Secure and Protect Americans' Data Act

This bill requires the Federal Trade Commission (FTC) to promulgate regulations requiring entities regulated by the FTC, common carriers, and nonprofit organizations to establish information security practices for the treatment and protection of personal information.

At least annually, such entities must evaluate their consumer privacy programs to make any appropriate adjustments for changing technologies, threats or vulnerabilities, or business arrangements.

The bill sets forth special procedures for information brokers to: (1) submit security policies to the FTC, (2) provide for post-breach audits, and (3) establish procedures for individuals to review and correct inaccuracies in their personal information. In lieu of procedures that allow individuals to dispute information, an information broker may provide individuals a means of expressing a preference not to have their information used for marketing purposes.

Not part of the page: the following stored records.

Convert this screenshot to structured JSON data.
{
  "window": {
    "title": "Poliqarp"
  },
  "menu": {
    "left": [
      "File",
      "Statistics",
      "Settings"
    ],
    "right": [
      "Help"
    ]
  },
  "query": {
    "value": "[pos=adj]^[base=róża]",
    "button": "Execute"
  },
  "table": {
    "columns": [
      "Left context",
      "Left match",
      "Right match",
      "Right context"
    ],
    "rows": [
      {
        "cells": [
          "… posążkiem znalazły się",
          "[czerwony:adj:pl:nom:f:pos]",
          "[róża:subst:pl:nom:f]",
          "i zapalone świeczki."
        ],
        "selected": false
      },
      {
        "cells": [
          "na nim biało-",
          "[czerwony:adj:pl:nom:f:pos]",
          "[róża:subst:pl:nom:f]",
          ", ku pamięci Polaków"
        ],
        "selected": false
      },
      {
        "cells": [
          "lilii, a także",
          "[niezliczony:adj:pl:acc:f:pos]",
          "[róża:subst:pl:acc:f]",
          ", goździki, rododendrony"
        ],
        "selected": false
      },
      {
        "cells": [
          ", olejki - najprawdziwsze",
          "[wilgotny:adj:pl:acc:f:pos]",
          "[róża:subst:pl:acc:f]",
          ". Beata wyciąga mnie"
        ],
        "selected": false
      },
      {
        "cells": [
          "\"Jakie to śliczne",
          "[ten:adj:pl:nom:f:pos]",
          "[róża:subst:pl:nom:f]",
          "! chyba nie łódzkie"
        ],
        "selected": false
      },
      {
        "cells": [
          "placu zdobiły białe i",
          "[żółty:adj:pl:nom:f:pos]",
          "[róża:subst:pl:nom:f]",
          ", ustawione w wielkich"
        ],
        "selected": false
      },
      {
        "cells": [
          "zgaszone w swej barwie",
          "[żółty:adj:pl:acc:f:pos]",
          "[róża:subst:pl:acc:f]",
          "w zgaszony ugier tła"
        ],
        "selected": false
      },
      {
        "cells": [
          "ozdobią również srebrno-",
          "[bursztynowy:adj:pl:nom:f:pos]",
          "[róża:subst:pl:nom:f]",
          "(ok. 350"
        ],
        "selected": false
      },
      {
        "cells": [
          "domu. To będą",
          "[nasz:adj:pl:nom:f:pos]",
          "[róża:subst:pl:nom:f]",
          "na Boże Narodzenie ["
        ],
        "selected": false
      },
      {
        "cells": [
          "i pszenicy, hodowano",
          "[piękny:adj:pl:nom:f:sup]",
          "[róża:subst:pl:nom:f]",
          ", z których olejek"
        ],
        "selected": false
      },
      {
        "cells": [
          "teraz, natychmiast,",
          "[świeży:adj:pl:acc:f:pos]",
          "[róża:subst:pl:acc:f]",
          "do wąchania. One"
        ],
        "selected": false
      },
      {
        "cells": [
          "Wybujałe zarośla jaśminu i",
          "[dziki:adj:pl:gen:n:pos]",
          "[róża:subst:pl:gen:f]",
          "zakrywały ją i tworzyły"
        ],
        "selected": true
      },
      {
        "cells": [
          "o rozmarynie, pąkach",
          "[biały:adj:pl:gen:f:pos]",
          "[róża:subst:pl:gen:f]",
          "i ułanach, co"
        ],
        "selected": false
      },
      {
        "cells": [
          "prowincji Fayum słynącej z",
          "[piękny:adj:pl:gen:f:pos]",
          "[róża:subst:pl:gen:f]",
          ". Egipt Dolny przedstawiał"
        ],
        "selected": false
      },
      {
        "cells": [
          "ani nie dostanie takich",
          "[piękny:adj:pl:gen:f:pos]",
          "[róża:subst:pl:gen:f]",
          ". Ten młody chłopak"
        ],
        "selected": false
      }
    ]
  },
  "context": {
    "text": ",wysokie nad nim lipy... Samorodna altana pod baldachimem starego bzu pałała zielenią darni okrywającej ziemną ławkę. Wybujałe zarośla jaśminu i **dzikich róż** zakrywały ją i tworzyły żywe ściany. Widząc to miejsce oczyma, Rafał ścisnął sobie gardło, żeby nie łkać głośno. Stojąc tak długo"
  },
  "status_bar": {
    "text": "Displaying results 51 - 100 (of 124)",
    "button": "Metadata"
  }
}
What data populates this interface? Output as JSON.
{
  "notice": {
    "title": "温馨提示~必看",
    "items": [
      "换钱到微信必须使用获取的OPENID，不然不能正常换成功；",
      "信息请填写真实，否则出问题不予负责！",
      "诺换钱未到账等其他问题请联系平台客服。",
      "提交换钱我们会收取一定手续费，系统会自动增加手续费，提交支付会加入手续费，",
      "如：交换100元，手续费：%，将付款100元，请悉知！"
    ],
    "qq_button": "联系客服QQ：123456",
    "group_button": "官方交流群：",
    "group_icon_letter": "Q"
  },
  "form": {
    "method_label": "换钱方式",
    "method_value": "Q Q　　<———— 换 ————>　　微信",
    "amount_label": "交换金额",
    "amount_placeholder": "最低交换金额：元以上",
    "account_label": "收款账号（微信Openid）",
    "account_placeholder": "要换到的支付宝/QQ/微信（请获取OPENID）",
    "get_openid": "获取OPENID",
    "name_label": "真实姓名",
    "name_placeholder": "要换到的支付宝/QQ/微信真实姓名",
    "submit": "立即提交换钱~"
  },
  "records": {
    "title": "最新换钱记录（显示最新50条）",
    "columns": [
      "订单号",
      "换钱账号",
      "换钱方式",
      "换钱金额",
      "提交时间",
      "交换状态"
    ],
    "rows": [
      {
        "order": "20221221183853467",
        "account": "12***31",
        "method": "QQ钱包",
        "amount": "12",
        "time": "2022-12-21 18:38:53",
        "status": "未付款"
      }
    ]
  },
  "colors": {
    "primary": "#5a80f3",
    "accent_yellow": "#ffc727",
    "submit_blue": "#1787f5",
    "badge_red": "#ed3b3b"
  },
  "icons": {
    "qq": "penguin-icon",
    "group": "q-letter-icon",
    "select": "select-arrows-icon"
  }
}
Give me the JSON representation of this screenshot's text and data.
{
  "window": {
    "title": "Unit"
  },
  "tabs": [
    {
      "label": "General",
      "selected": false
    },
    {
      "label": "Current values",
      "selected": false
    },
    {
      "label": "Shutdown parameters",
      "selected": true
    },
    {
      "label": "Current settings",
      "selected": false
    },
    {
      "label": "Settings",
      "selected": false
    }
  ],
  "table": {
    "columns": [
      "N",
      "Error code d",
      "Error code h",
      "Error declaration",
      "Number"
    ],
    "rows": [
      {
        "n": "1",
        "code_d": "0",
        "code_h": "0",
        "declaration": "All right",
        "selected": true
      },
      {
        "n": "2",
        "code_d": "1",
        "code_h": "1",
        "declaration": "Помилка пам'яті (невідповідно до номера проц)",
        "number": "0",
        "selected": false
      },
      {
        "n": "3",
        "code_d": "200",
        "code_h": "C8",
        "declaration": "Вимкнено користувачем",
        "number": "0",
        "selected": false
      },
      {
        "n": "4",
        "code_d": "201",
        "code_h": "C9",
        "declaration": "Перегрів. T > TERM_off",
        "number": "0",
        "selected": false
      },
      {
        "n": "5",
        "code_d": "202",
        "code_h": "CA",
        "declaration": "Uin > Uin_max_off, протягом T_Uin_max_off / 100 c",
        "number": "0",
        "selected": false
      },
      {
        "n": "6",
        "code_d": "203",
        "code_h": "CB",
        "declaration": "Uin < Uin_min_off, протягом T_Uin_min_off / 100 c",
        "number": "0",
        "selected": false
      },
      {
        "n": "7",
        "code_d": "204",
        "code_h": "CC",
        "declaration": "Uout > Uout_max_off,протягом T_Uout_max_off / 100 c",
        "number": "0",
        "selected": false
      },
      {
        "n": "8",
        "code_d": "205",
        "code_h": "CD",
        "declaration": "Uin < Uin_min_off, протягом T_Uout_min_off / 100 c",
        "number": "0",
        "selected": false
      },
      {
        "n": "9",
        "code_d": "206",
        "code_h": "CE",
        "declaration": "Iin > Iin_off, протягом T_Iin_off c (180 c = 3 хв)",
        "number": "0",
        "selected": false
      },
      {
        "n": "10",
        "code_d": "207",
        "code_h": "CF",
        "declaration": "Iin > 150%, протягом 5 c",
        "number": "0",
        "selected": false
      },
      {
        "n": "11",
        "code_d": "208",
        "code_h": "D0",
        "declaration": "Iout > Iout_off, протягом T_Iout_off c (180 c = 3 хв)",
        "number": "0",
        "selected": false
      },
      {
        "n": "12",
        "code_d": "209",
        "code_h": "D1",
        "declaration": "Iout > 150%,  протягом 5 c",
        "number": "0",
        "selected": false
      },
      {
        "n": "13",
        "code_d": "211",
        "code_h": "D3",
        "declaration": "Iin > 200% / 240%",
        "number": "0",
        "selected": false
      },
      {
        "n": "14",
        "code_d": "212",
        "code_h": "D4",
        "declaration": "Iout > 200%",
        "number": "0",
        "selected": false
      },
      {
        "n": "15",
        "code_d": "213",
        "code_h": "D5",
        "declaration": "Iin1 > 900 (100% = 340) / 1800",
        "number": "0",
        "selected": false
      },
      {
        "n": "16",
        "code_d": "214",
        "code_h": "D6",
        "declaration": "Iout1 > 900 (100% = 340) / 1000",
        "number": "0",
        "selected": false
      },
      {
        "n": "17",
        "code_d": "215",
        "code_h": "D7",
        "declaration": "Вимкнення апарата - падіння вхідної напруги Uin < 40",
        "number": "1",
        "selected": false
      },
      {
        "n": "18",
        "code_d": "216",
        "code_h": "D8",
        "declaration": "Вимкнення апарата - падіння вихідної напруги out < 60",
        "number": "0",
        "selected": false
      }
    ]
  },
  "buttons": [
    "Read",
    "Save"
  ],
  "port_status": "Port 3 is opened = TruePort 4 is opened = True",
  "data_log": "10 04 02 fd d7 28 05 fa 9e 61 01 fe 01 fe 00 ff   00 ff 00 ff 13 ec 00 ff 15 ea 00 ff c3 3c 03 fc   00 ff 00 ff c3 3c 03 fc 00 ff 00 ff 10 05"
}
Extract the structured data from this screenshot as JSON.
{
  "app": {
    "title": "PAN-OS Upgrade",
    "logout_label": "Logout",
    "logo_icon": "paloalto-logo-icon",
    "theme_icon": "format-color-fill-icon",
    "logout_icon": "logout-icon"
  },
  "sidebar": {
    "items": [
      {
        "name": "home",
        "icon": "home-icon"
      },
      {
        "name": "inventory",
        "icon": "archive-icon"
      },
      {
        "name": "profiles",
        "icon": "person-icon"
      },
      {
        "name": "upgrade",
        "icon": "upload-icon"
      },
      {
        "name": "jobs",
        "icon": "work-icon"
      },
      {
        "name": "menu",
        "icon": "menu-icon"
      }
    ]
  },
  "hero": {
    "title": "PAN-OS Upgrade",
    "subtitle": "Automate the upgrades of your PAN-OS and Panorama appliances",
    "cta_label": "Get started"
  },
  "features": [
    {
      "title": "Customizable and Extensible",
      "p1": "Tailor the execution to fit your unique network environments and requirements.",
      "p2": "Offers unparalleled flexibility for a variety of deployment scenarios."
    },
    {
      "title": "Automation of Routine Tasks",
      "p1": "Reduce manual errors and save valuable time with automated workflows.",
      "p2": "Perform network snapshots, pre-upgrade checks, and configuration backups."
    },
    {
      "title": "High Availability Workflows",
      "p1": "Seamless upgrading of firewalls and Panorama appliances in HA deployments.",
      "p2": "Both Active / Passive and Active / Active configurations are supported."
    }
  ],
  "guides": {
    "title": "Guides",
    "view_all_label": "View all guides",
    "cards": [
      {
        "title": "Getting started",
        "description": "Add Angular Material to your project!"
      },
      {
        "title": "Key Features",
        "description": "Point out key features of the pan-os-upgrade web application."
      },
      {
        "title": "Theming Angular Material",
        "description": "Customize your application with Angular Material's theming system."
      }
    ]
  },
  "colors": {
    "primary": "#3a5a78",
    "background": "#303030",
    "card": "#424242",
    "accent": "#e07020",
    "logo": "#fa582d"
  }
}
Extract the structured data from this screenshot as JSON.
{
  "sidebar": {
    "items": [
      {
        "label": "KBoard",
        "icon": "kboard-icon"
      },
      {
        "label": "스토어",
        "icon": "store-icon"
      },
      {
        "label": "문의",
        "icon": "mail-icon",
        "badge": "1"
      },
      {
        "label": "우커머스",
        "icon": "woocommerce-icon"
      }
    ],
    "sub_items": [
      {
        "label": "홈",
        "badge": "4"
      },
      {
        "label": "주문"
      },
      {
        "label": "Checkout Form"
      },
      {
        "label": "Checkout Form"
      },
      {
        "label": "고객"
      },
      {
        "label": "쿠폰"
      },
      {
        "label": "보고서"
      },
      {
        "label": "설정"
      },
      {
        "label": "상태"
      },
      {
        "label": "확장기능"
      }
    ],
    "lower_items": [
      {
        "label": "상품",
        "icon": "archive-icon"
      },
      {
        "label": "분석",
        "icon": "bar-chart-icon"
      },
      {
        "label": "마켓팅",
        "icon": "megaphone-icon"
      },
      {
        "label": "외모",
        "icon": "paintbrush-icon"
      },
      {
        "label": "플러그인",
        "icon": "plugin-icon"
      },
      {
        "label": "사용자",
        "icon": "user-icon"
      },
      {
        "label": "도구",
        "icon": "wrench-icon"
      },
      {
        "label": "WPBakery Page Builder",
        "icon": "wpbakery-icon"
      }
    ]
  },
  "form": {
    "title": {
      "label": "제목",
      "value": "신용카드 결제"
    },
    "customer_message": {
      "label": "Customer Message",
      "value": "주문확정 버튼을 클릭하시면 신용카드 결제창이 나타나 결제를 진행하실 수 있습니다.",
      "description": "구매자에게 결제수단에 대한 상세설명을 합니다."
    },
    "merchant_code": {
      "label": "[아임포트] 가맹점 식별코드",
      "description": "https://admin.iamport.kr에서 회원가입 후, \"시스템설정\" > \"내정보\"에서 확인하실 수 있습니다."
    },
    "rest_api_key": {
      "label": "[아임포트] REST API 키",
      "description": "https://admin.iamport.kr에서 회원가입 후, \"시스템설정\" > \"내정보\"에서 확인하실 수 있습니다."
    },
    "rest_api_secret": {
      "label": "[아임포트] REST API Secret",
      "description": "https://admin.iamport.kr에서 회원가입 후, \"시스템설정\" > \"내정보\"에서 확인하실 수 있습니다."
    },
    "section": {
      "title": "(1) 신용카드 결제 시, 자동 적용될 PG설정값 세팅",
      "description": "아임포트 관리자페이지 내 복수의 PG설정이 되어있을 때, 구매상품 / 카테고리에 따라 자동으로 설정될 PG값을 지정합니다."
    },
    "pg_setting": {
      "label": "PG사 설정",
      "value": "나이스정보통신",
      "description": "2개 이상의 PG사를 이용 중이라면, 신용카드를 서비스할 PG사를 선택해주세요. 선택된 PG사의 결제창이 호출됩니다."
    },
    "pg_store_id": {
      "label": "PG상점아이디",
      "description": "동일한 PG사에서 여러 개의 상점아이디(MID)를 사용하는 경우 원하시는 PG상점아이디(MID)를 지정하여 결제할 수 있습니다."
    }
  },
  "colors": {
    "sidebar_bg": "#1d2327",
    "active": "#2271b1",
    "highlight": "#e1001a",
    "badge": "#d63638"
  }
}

The bill prohibits information brokers from obtaining or disclosing personal information by false pretenses.

Within 10 days following discovery of a security breach, entities must notify:

• the FTC;
• the Federal Bureau of Investigation;
• the U.S. Secret Service;
• for common carriers, the Federal Communications Commission (FCC); and
• attorneys general of affected states.

Within 30 days following a breach, entities must notify individuals who are U.S. citizens or residents whose personal information was, or is reasonably believed to have been, acquired or accessed by an unauthorized person, or used for an unauthorized purpose.

If an entity is required to notify more than 5,000 individuals, the entity must also notify major consumer reporting agencies. An entity must provide notices in print and broadcast media if the affected residents of a state exceed 5,000.

Notices must include information on affected individuals' entitlement to consumer credit reports or credit monitoring services.

The bill exempts entities from notification requirements if the data is unusable, unreadable, or indecipherable.

Entities complying with other federal laws that require substantially similar information security procedures or breach notifications are deemed to be in compliance with the FTC's procedures or the notification requirements of this Act.

Enforcement authority is provided to the FTC and states. States may obtain civil penalties for certain violations.